Caps are hard — a 100 MB log can't OOM the runner. When a cap is hit, truncated: true; pattern counts reflect only what was read.


Fleet fan-out

Every observer above is available fleet-wide via mooncake fleet observe <kind> [args]:

# Tabular comparison across all peers
mooncake fleet observe port --port 80
mooncake fleet observe gpu --peer-filter 'tag=inference'
mooncake fleet observe disk --path /var

# JSONL for scripting
mooncake fleet observe http --url https://example.internal/health \
  --expect-status 200 --format json | jq -c 'select(.status != "success")'

The CLI synthesizes a one-step plan, submits to each peer via existing submit_run, captures each peer's step.completed event, and renders per-kind columns (or one JSONL record per peer). All the standard fleet selectors apply: --peers, --peer-filter, --peers-file, --parallel.

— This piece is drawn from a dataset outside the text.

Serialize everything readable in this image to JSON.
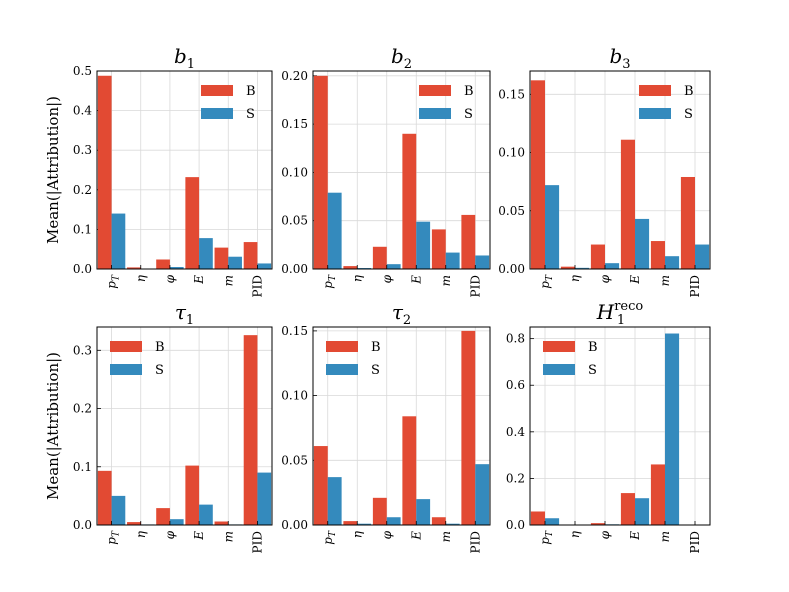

See fleet commands for the full flag reference.


Examples

End-to-end runnable examples live in examples/observability/:

  • check-port.yml — observe.port → conditional log on open/closed
  • check-app-health.yml — observe.http → observe.service → observe.process compose
  • system-health-gate.yml — observe.cpu + memory + disk pre-flight gate
  • post-restart-log-check.yml — observe.logs scan + branch on lines_read

Design notes

A few load-bearing choices, mostly to keep the family honest:

  1. No mutation. Ever. Every observer declares Changed=false, empty Diff, nil Reverse, Cost{Risk: 1, Reversible: true}, Permissions{ReadOnly}. They are read-only by contract — the spec-22 ABI lets a future policy gate treat the entire family as such.

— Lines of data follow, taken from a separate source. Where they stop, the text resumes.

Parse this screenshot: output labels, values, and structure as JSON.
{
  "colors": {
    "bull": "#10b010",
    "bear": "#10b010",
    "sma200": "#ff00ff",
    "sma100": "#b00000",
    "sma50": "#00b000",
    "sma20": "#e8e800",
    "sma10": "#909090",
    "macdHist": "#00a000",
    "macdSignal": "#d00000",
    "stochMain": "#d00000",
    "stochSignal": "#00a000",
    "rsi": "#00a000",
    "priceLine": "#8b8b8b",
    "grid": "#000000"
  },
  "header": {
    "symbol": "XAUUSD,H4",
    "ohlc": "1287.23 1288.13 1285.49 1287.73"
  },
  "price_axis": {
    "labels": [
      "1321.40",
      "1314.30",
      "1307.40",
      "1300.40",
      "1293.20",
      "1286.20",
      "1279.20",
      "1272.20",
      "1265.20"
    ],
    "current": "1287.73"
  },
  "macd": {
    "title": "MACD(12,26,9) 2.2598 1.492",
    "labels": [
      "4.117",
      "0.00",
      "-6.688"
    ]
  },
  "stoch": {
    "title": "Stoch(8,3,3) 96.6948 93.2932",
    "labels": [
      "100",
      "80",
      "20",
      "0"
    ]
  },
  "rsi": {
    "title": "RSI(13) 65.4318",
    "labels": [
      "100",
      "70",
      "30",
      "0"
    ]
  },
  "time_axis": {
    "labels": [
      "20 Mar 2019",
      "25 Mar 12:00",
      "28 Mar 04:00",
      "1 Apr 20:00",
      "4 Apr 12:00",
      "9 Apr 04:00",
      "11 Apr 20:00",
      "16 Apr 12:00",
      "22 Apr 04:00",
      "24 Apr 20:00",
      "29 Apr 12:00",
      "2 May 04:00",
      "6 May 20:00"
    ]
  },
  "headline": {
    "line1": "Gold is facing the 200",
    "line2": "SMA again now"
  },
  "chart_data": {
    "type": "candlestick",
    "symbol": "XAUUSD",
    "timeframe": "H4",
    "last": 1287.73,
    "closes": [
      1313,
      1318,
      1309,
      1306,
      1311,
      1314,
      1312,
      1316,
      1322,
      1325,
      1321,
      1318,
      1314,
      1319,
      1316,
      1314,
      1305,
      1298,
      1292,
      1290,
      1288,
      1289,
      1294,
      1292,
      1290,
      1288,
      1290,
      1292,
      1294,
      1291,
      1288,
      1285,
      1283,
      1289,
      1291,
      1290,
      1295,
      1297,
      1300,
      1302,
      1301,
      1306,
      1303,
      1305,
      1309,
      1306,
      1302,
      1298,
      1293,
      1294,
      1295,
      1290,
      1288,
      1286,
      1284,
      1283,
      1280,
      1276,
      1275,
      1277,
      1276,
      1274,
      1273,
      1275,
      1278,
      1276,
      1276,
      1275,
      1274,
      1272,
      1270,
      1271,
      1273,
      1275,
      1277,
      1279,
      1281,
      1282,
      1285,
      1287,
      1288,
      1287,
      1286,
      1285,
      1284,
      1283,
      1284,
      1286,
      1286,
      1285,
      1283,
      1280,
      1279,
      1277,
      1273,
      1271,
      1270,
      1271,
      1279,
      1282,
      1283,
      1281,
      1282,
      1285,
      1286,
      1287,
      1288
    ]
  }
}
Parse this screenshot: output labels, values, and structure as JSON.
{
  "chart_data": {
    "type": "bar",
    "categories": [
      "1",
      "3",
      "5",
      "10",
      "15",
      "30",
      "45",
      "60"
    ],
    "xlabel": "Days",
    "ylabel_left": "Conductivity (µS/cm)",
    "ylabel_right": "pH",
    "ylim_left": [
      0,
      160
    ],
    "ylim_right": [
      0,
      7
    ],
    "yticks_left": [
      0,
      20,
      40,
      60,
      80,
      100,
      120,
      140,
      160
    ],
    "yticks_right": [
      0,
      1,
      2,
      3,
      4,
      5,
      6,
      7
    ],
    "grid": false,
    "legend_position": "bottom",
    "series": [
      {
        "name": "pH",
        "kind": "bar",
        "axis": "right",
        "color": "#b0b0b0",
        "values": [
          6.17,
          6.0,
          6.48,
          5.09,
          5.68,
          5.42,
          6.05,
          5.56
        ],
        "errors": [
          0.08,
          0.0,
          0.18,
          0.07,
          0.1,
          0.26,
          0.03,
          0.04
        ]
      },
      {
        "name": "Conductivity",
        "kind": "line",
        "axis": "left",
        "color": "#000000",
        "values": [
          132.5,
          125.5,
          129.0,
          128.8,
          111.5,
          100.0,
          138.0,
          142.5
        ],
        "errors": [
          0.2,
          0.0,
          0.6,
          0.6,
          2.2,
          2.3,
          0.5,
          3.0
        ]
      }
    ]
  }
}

  2. Plan-mode defers. Real reads in plan mode would surprise. Authors who want richer previews opt in with --inspect-real (spec-59 phase 6, not yet shipped).

  3. JSON-shaped values. Each handler's typed Value round-trips through JSON before publishing to Result.Data, so templates see a nested map[string]any keyed by json struct tags — {{ probe.value.open }} works out of the box.

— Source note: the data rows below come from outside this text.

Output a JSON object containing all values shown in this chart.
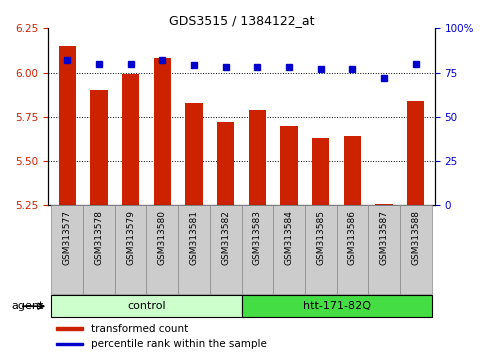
{
  "title": "GDS3515 / 1384122_at",
  "samples": [
    "GSM313577",
    "GSM313578",
    "GSM313579",
    "GSM313580",
    "GSM313581",
    "GSM313582",
    "GSM313583",
    "GSM313584",
    "GSM313585",
    "GSM313586",
    "GSM313587",
    "GSM313588"
  ],
  "red_values": [
    6.15,
    5.9,
    5.99,
    6.08,
    5.83,
    5.72,
    5.79,
    5.7,
    5.63,
    5.64,
    5.26,
    5.84
  ],
  "blue_values": [
    82,
    80,
    80,
    82,
    79,
    78,
    78,
    78,
    77,
    77,
    72,
    80
  ],
  "ylim_left": [
    5.25,
    6.25
  ],
  "ylim_right": [
    0,
    100
  ],
  "yticks_left": [
    5.25,
    5.5,
    5.75,
    6.0,
    6.25
  ],
  "yticks_right": [
    0,
    25,
    50,
    75,
    100
  ],
  "ytick_labels_right": [
    "0",
    "25",
    "50",
    "75",
    "100%"
  ],
  "bar_color": "#cc2200",
  "dot_color": "#0000cc",
  "bar_bottom": 5.25,
  "groups": [
    {
      "label": "control",
      "start": 0,
      "end": 5,
      "color": "#ccffcc",
      "edge_color": "#44aa44"
    },
    {
      "label": "htt-171-82Q",
      "start": 6,
      "end": 11,
      "color": "#44dd44",
      "edge_color": "#228822"
    }
  ],
  "agent_label": "agent",
  "legend_items": [
    {
      "color": "#cc2200",
      "label": "transformed count"
    },
    {
      "color": "#0000cc",
      "label": "percentile rank within the sample"
    }
  ],
  "grid_color": "black",
  "tick_cell_color": "#cccccc",
  "tick_cell_edge": "#888888",
  "background_color": "#ffffff"
}
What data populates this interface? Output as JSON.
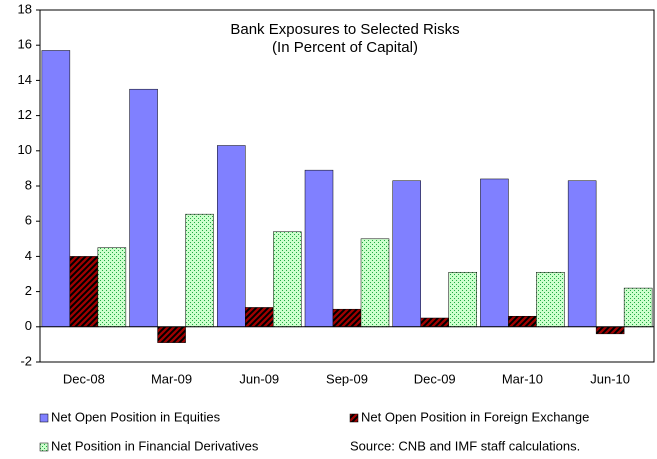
{
  "chart_data": {
    "type": "bar",
    "title": "Bank Exposures to Selected Risks",
    "subtitle": "(In Percent of Capital)",
    "categories": [
      "Dec-08",
      "Mar-09",
      "Jun-09",
      "Sep-09",
      "Dec-09",
      "Mar-10",
      "Jun-10"
    ],
    "series": [
      {
        "name": "Net Open Position in Equities",
        "color": "#8080ff",
        "pattern": "solid",
        "values": [
          15.7,
          13.5,
          10.3,
          8.9,
          8.3,
          8.4,
          8.3
        ]
      },
      {
        "name": "Net Open Position in Foreign Exchange",
        "color": "#a00000",
        "pattern": "hatch",
        "values": [
          4.0,
          -0.9,
          1.1,
          1.0,
          0.5,
          0.6,
          -0.4
        ]
      },
      {
        "name": "Net Position in Financial Derivatives",
        "color": "#ccffcc",
        "pattern": "dots",
        "values": [
          4.5,
          6.4,
          5.4,
          5.0,
          3.1,
          3.1,
          2.2
        ]
      }
    ],
    "ylim": [
      -2,
      18
    ],
    "yticks": [
      -2,
      0,
      2,
      4,
      6,
      8,
      10,
      12,
      14,
      16,
      18
    ],
    "grid": false,
    "note": "Source: CNB and IMF staff calculations."
  }
}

  4. No streaming. Observers are point-in-time. For "watch and react" patterns the right home is spec-58 drift on agentd, not the plan executor (per non-goals.md §7 "No long-running plan steps").

  5. observe.cpu shares the metrics collector. A single /proc/stat or host_processor_info sample feeds both /v1/metrics and observe.cpu — no duplicate OS calls. The same pattern extends to observe.gpu.


Cross-references